Lo comprai in edicola insieme ad un settimanale,dopo aver visto ed apprezzato il film.
 

estersable88

dreamer member
Membro dello Staff
Chi di noi, leggendo i romanzi inglesi del primo Ottocento, non ha pensato almeno una volta che la società di quell’epoca fosse piena di ipocrisia e disturbante, falso perbenismo? Beh, è proprio su questo concetto semplice che si basa il lungo romanzo di William Makepeace Thackeray che in quella società ci viveva e che poté osservarla con occhio critico e deplorarne la falsa moralità con acume.
In questa storia gli apparenti protagonisti sono i Sedley, i Crawley, gli Osbourne e tutti coloro che, a vario titolo, hanno a che fare con loro; ma la vera, indiscussa e dileggiata protagonista è niente meno che l’intera società inglese di cui queste famiglie facevano parte, sottoposta ad un giudizio impietoso ed imparziale: “La fiera della vanità” è senza dubbio la definizione che meglio riassume il pensiero dell’autore di questo libro sulla società in cui vive, che premia la furbizia, l’arrivismo, la scaltrezza a discapito della bontà di cuore e dei buoni sentimenti. In questa società, infatti, gli intriganti come Mrs Rebecca trovano sempre il modo di spuntarla, i parvenues come gli Osbourne hanno più denaro che cervello e considerano un posto in società più importante di un matrimonio d’amore; una famiglia d’alto lignaggio come i Crawley preferisce nascondere sotto il tappeto le magagne e i dissapori tra i suoi membri piuttosto che dare esempio di tolleranza ed apertura sociale.

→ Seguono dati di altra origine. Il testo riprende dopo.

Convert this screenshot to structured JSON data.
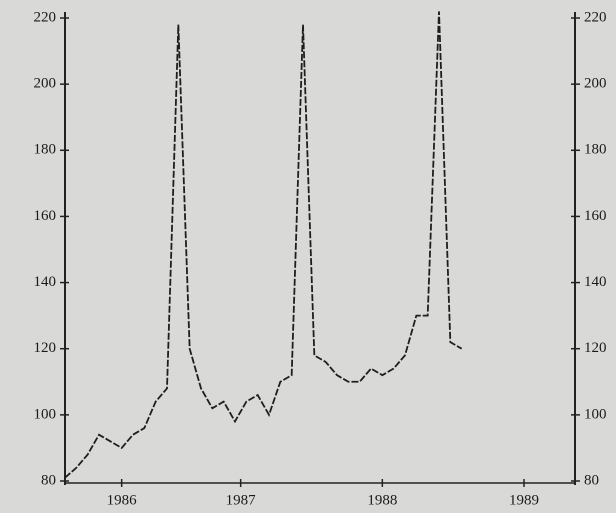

Tutti questi comportamenti ed atteggiamenti hanno, indiscutibilmente, delle forti ripercussioni sociali e sono forieri di conseguenze spesso nefaste per chi li pone in essere e chi lo circonda. Sono queste le critiche, per nulla velate, che il narratore esterno ed onnisciente di questa vicenda intricata rivolge al proprio mondo: “La fiera della vanità” è una critica mordace, ironica e conclamata di una società viziata e corrotta dal prevalere dell’apparenza sulla nobiltà d’animo.
Uno spaccato veritiero ed impietoso della società britannica dell’Ottocento che, a mio avviso, vale la pena leggere nonostante sia talvolta troppo prolisso e minuzioso. Forse non consiglierei questo libro a chi proprio non sopporta i romanzi della Austen o simili, perché pur criticando il perbenismo dilagante, questo libro ne è intriso: l’autore, suo malgrado, ha dovuto servirsene a piene mani per spiegarne le criticità.